Leçon de la Révolution industrielle : un miroir tendu
Ce virage rappelle la Révolution industrielle. L’artisan, maître de son outil, a cédé la place à l’ouvrier, souvent rouage d’une machine. Aujourd’hui, l’IA menace de "prolétariser" les métiers intellectuels et cognitifs. De créateurs de sens, nous pourrions devenir des opérateurs d’algorithmes, dépossédés de notre initiative. Mais ce précédent offre aussi une promesse : comme hier, cette disruption peut libérer du potentiel – à condition de ne pas subir. A la fin du jour, la Révolution industrielle a scolarisé les masses, amélioré l'hygiène et la santé, et dopé la richesse globale ; l’IA, troisième facteur de production, hybride entre l'homme et la machine, pourrait réinventer le travail, redistribuer la valeur, réhumaniser le temps. Tout dépend de notre capacité à agir.

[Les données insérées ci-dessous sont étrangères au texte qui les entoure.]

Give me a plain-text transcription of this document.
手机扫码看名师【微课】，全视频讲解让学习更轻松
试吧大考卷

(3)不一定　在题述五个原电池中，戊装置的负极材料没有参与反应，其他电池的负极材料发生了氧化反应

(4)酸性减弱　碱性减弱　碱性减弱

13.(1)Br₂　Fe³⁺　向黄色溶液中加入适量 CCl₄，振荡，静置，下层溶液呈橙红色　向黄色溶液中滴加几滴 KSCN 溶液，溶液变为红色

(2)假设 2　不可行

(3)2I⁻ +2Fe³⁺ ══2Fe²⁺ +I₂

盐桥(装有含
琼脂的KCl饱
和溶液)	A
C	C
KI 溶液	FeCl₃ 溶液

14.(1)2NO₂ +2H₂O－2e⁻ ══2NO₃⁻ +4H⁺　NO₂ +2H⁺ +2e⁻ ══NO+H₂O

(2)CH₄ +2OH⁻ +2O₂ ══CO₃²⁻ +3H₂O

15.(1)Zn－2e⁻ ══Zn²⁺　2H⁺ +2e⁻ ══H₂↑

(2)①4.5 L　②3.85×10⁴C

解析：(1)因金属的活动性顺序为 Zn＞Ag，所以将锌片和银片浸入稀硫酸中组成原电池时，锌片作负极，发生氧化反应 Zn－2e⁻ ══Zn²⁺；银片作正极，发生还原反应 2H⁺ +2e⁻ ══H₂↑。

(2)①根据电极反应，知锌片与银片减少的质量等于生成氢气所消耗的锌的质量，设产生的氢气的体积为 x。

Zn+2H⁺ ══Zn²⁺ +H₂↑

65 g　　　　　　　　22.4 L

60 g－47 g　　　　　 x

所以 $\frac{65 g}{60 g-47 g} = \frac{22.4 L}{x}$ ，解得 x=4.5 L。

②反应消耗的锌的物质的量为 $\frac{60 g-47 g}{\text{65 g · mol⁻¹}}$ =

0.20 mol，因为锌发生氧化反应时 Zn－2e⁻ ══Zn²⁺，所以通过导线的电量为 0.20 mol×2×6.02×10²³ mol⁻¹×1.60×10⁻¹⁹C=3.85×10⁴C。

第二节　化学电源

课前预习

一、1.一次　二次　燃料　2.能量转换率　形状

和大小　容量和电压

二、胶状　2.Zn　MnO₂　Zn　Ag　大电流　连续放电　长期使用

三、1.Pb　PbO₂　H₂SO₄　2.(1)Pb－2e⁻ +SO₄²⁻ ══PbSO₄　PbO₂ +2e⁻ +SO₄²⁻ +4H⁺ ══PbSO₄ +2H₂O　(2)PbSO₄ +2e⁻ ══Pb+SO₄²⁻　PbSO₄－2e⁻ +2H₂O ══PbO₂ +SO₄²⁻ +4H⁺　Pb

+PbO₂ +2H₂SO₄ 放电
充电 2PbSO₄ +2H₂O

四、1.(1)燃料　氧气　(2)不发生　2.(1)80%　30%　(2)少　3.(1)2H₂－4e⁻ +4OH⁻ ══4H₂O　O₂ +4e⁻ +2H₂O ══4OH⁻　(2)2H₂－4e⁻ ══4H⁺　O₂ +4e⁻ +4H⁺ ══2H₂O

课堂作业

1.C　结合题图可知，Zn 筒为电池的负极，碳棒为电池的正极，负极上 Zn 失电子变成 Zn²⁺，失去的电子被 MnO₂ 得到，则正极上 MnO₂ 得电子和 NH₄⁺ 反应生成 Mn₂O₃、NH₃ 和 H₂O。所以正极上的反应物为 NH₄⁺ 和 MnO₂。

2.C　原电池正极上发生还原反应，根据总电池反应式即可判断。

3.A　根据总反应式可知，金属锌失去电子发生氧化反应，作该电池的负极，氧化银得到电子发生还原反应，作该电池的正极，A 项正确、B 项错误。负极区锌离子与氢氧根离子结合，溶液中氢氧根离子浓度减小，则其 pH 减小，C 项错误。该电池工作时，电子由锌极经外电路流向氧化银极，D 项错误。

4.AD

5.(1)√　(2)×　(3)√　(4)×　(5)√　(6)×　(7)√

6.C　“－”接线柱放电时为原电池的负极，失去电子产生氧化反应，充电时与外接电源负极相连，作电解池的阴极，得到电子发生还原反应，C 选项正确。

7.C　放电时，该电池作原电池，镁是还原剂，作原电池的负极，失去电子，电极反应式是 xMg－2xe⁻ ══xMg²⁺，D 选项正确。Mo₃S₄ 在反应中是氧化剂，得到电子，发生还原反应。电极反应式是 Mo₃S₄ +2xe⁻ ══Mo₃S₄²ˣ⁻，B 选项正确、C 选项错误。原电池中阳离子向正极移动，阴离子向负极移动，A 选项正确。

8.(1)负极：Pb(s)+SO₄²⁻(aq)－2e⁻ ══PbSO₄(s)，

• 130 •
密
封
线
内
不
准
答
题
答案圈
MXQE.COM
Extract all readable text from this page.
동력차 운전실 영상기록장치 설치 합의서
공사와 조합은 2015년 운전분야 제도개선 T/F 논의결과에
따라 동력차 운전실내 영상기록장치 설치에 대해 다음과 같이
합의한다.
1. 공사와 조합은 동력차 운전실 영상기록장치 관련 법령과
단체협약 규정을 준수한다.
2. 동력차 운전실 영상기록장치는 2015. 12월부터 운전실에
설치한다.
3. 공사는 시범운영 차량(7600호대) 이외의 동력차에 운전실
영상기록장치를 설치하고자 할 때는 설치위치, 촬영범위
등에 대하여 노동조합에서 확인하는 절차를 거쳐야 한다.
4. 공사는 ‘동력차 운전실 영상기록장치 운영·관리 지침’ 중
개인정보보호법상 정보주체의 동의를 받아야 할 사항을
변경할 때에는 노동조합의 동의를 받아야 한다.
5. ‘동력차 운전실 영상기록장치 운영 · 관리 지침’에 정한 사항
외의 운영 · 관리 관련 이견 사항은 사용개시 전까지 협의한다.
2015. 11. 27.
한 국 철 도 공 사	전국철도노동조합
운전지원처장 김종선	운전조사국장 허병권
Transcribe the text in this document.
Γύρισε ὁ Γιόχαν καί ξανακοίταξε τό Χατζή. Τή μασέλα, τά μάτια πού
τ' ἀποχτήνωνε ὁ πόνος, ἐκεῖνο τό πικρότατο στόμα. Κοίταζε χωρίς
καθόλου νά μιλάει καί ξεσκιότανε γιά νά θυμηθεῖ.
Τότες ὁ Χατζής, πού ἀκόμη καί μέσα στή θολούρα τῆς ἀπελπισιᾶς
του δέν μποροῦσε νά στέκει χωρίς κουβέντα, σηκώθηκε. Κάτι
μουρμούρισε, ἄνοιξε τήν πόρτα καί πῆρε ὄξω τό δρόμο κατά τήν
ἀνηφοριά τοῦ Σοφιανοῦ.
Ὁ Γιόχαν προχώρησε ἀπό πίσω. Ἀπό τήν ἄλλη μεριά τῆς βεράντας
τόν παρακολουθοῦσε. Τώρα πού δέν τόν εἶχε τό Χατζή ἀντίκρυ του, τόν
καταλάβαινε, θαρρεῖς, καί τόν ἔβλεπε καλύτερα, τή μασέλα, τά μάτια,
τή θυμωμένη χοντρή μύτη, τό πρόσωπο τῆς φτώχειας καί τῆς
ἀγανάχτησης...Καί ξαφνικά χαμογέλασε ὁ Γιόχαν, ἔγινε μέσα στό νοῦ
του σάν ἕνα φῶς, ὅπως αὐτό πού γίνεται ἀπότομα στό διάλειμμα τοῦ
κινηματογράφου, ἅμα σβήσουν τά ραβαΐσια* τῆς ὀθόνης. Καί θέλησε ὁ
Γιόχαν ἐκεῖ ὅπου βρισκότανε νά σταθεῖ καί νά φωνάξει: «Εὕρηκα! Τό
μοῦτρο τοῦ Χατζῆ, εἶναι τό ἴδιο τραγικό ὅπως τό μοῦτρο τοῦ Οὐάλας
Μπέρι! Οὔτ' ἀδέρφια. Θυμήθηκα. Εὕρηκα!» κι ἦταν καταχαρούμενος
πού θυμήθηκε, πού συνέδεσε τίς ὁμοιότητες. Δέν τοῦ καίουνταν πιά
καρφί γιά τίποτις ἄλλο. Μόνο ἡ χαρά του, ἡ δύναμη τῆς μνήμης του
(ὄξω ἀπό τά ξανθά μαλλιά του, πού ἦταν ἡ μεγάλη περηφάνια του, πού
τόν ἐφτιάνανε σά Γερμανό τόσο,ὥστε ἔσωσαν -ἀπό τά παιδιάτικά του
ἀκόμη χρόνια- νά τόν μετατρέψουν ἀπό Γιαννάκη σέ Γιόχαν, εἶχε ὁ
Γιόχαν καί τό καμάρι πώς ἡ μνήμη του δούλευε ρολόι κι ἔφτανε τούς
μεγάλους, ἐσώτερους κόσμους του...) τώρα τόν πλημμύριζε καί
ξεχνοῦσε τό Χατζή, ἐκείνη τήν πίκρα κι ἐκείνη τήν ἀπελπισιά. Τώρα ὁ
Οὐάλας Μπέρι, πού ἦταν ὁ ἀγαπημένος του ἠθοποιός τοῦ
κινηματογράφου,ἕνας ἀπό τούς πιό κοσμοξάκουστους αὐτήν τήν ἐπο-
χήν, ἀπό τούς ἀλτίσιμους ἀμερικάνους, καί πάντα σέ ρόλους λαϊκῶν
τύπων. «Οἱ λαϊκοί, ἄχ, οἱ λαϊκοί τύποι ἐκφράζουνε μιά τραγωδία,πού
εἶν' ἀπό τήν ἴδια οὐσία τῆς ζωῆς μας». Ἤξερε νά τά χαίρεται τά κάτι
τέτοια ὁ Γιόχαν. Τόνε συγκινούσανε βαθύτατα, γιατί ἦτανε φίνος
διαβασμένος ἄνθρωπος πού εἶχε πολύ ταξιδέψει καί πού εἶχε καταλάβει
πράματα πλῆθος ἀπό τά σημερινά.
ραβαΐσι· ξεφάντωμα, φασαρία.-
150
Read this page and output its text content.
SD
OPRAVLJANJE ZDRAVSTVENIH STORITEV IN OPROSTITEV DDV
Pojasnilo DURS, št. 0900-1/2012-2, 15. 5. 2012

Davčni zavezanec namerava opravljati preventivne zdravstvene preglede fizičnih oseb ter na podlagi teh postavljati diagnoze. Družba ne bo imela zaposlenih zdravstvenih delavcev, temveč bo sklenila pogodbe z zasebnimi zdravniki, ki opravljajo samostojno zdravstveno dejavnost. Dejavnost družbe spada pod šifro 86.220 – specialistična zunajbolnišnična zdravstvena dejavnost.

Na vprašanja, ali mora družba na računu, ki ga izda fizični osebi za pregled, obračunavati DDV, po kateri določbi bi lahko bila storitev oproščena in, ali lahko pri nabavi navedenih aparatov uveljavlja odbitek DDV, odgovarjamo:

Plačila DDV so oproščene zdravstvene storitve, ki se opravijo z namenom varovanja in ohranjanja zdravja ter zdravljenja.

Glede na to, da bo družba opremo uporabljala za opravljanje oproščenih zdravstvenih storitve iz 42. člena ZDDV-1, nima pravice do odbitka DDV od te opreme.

Conclusion : réinventer l’organisation, un impératif vital
L’IA n’est pas une mode passagère : elle redéfinit nos collectifs, nos compétences, notre essence même. Mais son potentiel reste une arme à double tranchant. Sans une vision sociotechnique – hybride, mêlant technologie et humain, comme le "tiers-instruit" de Michel Serres – nous courons vers l’échec dans les entreprises et la dystopie sociale. Les dirigeants doivent cesser de voir l’IA comme un gadget de productivité, ils doivent aussi cesser de penser qu'elle sera la panacée. Plutôt ils doivent l’embrasser comme un levier de transformation globale à condition de l'intégrer dans une vraie réflexion sur les humains et l'organisation. Il n'est de richesse que d'hommes, fût-ce à l'heure de l'IA. Resynchroniser innovation et organisation, c’est le défi du siècle. J’y reviendrai dans mes prochaines convictions.